Human choices influence almost every aspect of AI, from curating datasets to labeling training data. This creates a particularly complex hurdle for computer scientists: how to stop human biases making their way into AI systems, with potentially harmful results.
The stakes are high. With AI now used to make weighty decisions in banking, hiring and law enforcement, it can help decide, for instance, who gets a bank loan, job interview or parole. Enter Aida Mostafazadeh Davani, a USC computer science Ph.D. student, whose work focuses on computational social sciences and the ethics of AI.
Advised by Morteza Deghani, an associate professor of psychology and computer science, Davani is part of USC’s Computational Social Sciences Laboratory, where researchers and students come together to apply computer science methods to problems related to human behavior and psychology.
When AI learns social stereotypes
One area where bias can creep in is hate speech detection—the automated task of determining if a piece of text contains hate speech, especially on social media. In particular, these biases are often based on stereotypes: the fixed, overgeneralized ideas we have about a particular type of person or thing.
If humans training AI identify hate speech based on social stereotypes, the thinking goes, then the AI will ultimately do the same. This can determine, for instance, which tweets go viral and which get removed.
In a recent paper, presented at the virtual CogSci 2020 conference Aug. 1, Davani and her co-authors found that hate speech classifiers did indeed learn human-like social stereotypes.
Specifically, the team analyzed the data in relation to the stereotype content model (SCM), a social psychology theory, which hypothesizes that all group stereotypes and interpersonal impressions form along two dimensions: warmth and competence.

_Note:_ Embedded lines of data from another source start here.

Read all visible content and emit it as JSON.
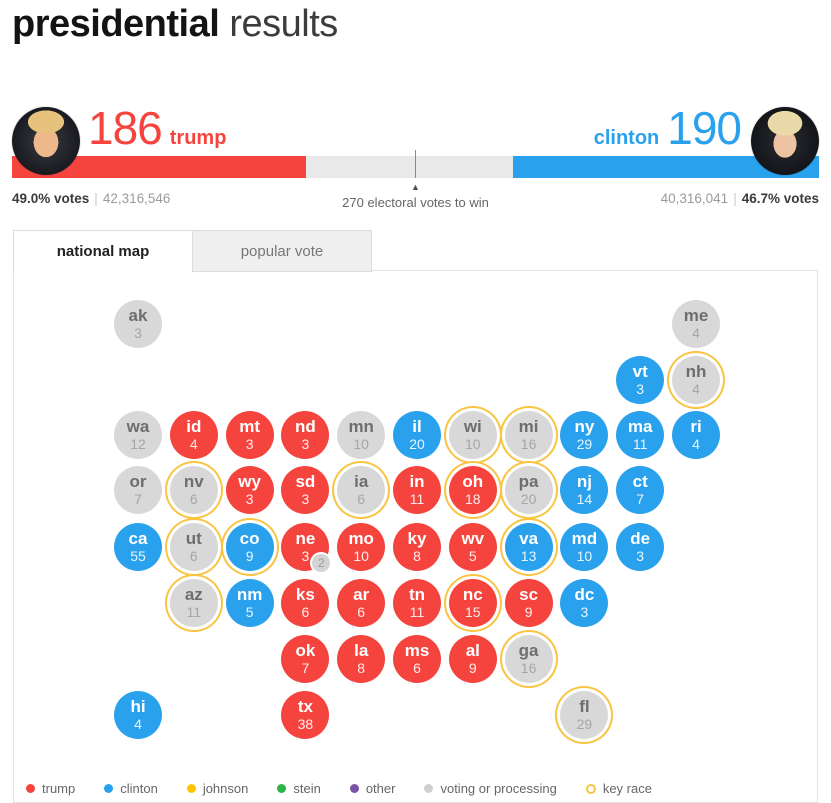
{
  "header": {
    "title_bold": "presidential",
    "title_light": "results"
  },
  "scoreboard": {
    "trump": {
      "name": "trump",
      "electoral_votes": "186",
      "vote_pct": "49.0% votes",
      "popular_votes": "42,316,546"
    },
    "clinton": {
      "name": "clinton",
      "electoral_votes": "190",
      "vote_pct": "46.7% votes",
      "popular_votes": "40,316,041"
    },
    "separator": "|",
    "marker_label": "270 electoral votes to win",
    "bar": {
      "trump_width": "36.4%",
      "clinton_width": "37.9%"
    }
  },
  "tabs": [
    {
      "label": "national map",
      "active": true
    },
    {
      "label": "popular vote",
      "active": false
    }
  ],
  "colors": {
    "trump": "#F5443E",
    "clinton": "#2AA1EC",
    "processing": "#D8D8D8",
    "key_race_ring": "#F8C442",
    "johnson": "#FFC400",
    "stein": "#2DB34A",
    "other": "#7A52A8",
    "legend_processing_dot": "#D0D0D0"
  },
  "map": {
    "states": [
      {
        "abbr": "ak",
        "ev": 3,
        "party": "processing",
        "col": 1,
        "row": 1,
        "key_race": false
      },
      {
        "abbr": "me",
        "ev": 4,
        "party": "processing",
        "col": 11,
        "row": 1,
        "key_race": false
      },
      {
        "abbr": "vt",
        "ev": 3,
        "party": "clinton",
        "col": 10,
        "row": 2,
        "key_race": false
      },
      {
        "abbr": "nh",
        "ev": 4,
        "party": "processing",
        "col": 11,
        "row": 2,
        "key_race": true
      },
      {
        "abbr": "wa",
        "ev": 12,
        "party": "processing",
        "col": 1,
        "row": 3,
        "key_race": false
      },
      {
        "abbr": "id",
        "ev": 4,
        "party": "trump",
        "col": 2,
        "row": 3,
        "key_race": false
      },
      {
        "abbr": "mt",
        "ev": 3,
        "party": "trump",
        "col": 3,
        "row": 3,
        "key_race": false
      },
      {
        "abbr": "nd",
        "ev": 3,
        "party": "trump",
        "col": 4,
        "row": 3,
        "key_race": false
      },
      {
        "abbr": "mn",
        "ev": 10,
        "party": "processing",
        "col": 5,
        "row": 3,
        "key_race": false
      },
      {
        "abbr": "il",
        "ev": 20,
        "party": "clinton",
        "col": 6,
        "row": 3,
        "key_race": false
      },
      {
        "abbr": "wi",
        "ev": 10,
        "party": "processing",
        "col": 7,
        "row": 3,
        "key_race": true
      },
      {
        "abbr": "mi",
        "ev": 16,
        "party": "processing",
        "col": 8,
        "row": 3,
        "key_race": true
      },
      {
        "abbr": "ny",
        "ev": 29,
        "party": "clinton",
        "col": 9,
        "row": 3,
        "key_race": false
      },
      {
        "abbr": "ma",
        "ev": 11,
        "party": "clinton",
        "col": 10,
        "row": 3,
        "key_race": false
      },
      {
        "abbr": "ri",
        "ev": 4,
        "party": "clinton",
        "col": 11,
        "row": 3,
        "key_race": false
      },
      {
        "abbr": "or",
        "ev": 7,
        "party": "processing",
        "col": 1,
        "row": 4,
        "key_race": false
      },
      {
        "abbr": "nv",
        "ev": 6,
        "party": "processing",
        "col": 2,
        "row": 4,
        "key_race": true
      },
      {
        "abbr": "wy",
        "ev": 3,
        "party": "trump",
        "col": 3,
        "row": 4,
        "key_race": false
      },
      {
        "abbr": "sd",
        "ev": 3,
        "party": "trump",
        "col": 4,
        "row": 4,
        "key_race": false
      },
      {
        "abbr": "ia",
        "ev": 6,
        "party": "processing",
        "col": 5,
        "row": 4,
        "key_race": true
      },
      {
        "abbr": "in",
        "ev": 11,
        "party": "trump",
        "col": 6,
        "row": 4,
        "key_race": false
      },
      {
        "abbr": "oh",
        "ev": 18,
        "party": "trump",
        "col": 7,
        "row": 4,
        "key_race": true
      },
      {
        "abbr": "pa",
        "ev": 20,
        "party": "processing",
        "col": 8,
        "row": 4,
        "key_race": true
      },
      {
        "abbr": "nj",
        "ev": 14,
        "party": "clinton",
        "col": 9,
        "row": 4,
        "key_race": false
      },
      {
        "abbr": "ct",
        "ev": 7,
        "party": "clinton",
        "col": 10,
        "row": 4,
        "key_race": false
      },
      {
        "abbr": "ca",
        "ev": 55,
        "party": "clinton",
        "col": 1,
        "row": 5,
        "key_race": false
      },
      {
        "abbr": "ut",
        "ev": 6,
        "party": "processing",
        "col": 2,
        "row": 5,
        "key_race": true
      },
      {
        "abbr": "co",
        "ev": 9,
        "party": "clinton",
        "col": 3,
        "row": 5,
        "key_race": true
      },
      {
        "abbr": "ne",
        "ev": 3,
        "party": "trump",
        "col": 4,
        "row": 5,
        "key_race": false,
        "badge": "2"
      },
      {
        "abbr": "mo",
        "ev": 10,
        "party": "trump",
        "col": 5,
        "row": 5,
        "key_race": false
      },
      {
        "abbr": "ky",
        "ev": 8,
        "party": "trump",
        "col": 6,
        "row": 5,
        "key_race": false
      },
      {
        "abbr": "wv",
        "ev": 5,
        "party": "trump",
        "col": 7,
        "row": 5,
        "key_race": false
      },
      {
        "abbr": "va",
        "ev": 13,
        "party": "clinton",
        "col": 8,
        "row": 5,
        "key_race": true
      },
      {
        "abbr": "md",
        "ev": 10,
        "party": "clinton",
        "col": 9,
        "row": 5,
        "key_race": false
      },
      {
        "abbr": "de",
        "ev": 3,
        "party": "clinton",
        "col": 10,
        "row": 5,
        "key_race": false
      },
      {
        "abbr": "az",
        "ev": 11,
        "party": "processing",
        "col": 2,
        "row": 6,
        "key_race": true
      },
      {
        "abbr": "nm",
        "ev": 5,
        "party": "clinton",
        "col": 3,
        "row": 6,
        "key_race": false
      },
      {
        "abbr": "ks",
        "ev": 6,
        "party": "trump",
        "col": 4,
        "row": 6,
        "key_race": false
      },
      {
        "abbr": "ar",
        "ev": 6,
        "party": "trump",
        "col": 5,
        "row": 6,
        "key_race": false
      },
      {
        "abbr": "tn",
        "ev": 11,
        "party": "trump",
        "col": 6,
        "row": 6,
        "key_race": false
      },
      {
        "abbr": "nc",
        "ev": 15,
        "party": "trump",
        "col": 7,
        "row": 6,
        "key_race": true
      },
      {
        "abbr": "sc",
        "ev": 9,
        "party": "trump",
        "col": 8,
        "row": 6,
        "key_race": false
      },
      {
        "abbr": "dc",
        "ev": 3,
        "party": "clinton",
        "col": 9,
        "row": 6,
        "key_race": false
      },
      {
        "abbr": "ok",
        "ev": 7,
        "party": "trump",
        "col": 4,
        "row": 7,
        "key_race": false
      },
      {
        "abbr": "la",
        "ev": 8,
        "party": "trump",
        "col": 5,
        "row": 7,
        "key_race": false
      },
      {
        "abbr": "ms",
        "ev": 6,
        "party": "trump",
        "col": 6,
        "row": 7,
        "key_race": false
      },
      {
        "abbr": "al",
        "ev": 9,
        "party": "trump",
        "col": 7,
        "row": 7,
        "key_race": false
      },
      {
        "abbr": "ga",
        "ev": 16,
        "party": "processing",
        "col": 8,
        "row": 7,
        "key_race": true
      },
      {
        "abbr": "hi",
        "ev": 4,
        "party": "clinton",
        "col": 1,
        "row": 8,
        "key_race": false
      },
      {
        "abbr": "tx",
        "ev": 38,
        "party": "trump",
        "col": 4,
        "row": 8,
        "key_race": false
      },
      {
        "abbr": "fl",
        "ev": 29,
        "party": "processing",
        "col": 9,
        "row": 8,
        "key_race": true
      }
    ]
  },
  "legend": {
    "items": [
      {
        "label": "trump",
        "type": "dot",
        "color": "#F5443E"
      },
      {
        "label": "clinton",
        "type": "dot",
        "color": "#2AA1EC"
      },
      {
        "label": "johnson",
        "type": "dot",
        "color": "#FFC400"
      },
      {
        "label": "stein",
        "type": "dot",
        "color": "#2DB34A"
      },
      {
        "label": "other",
        "type": "dot",
        "color": "#7A52A8"
      },
      {
        "label": "voting or processing",
        "type": "dot",
        "color": "#D0D0D0"
      },
      {
        "label": "key race",
        "type": "ring",
        "color": "#F8C442"
      }
    ]
  }
}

“The data that’s out there is the result of biases that already exist in our society.” Aida Mostafazadeh Davani
In this case, the researchers determined that people are less likely to label text as hate speech when the groups referred to are perceived as highly competent, but less warm. Conversely, they are more likely to label text as hate speech when the group is perceived as warm, but less competent. Two categories people tend to stereotype as warmer but less competent? Women and immigrants.
Identifying this type of bias is important because, to make AI systems fair, we have to first be aware of the bias’s existence—and identifying this requires the expertise of psychologists and computer scientists working together.
“The data that’s out there is the result of biases that already exist in our society,” said Davani. “Some people think we can use machine learning to find biases in the system, but I don’t think it’s that easy. We first have to know these biases exist. That’s why, in our lab, we focus on identifying this type of bias in society, and then connecting it to how the model becomes biased as a result.”
Under-reporting of hate crimes
Originally from Iran, where she earned a master’s degree in computer software engineering from the Sharif University of Technology in Tehran, fairness and equity are at the heart of Davani’s work.
“At a certain point in your education, I think you ask yourself: how will the work I’m doing impact society?” said Davani.
“Right now, machine learning is being used in many applications and people trust it, but if you have the knowledge to look deeper and see if it is doing harm, I think that is more important than just trying to make the models more accurate. You want to figure out who is being hurt, not just look at people as data points.”
In her previous work, Davani and her colleagues examined the issue of under-reported hate crimes in the U.S. using computational methods. Hate crime in the U.S remain vastly under-reported—by victims, law enforcement and local press.
For instance, in 2017, agencies as large as the Miami Police Department reported zero incidents of hate. This “seems unrealistic,” wrote Davani and her co-authors in the paper, published in Empirical Methods in Natural Language Processing (EMNLP).
In addition, there are no official reports from a large number of US cities regarding incidents of hate. To address this issue, Davani and her co-authors used event extraction methods and machine learning to analyze news articles and predict instances of hate crime.
“You want to figure out who is being hurt, not just look at people as data points.” Aida Mostafazadeh Davani
Then, they used this model to detect instances of hate crimes in cities for which the FBI lacks statistics. Comparing the model’s predictions to the FBI reports, they were able to establish that incidents of hate are under-reported compared to other types of crime in the local press.
Using event detection methods in conjunction with local news articles, they were then able to provide conservative estimates of the occurrence of hate crimes in cities with no official representation. The researchers state the models’ predictions are lower bound estimates—in other words, the real number is probably even higher.
A possible application of this method is creating a real-time hate crime detector based on online local news agencies, providing researchers and community workers with estimated number of hate crimes where statistics do not exist.
In her future work, Davani plans to continue to design approaches to reduce social group bias in machine learning to support the fair treatment of groups and individuals, which requires an understanding of social stereotypes and social hierarchies.
As her supervisor, Dehghani said he look forward to seeing Davani make waves in the field.
“Aida is a brilliant computer scientist and, at the same time, can fully engage and understand social scientific theories,” he said. “She is well on her way to becoming a star in the field of fairness in AI.”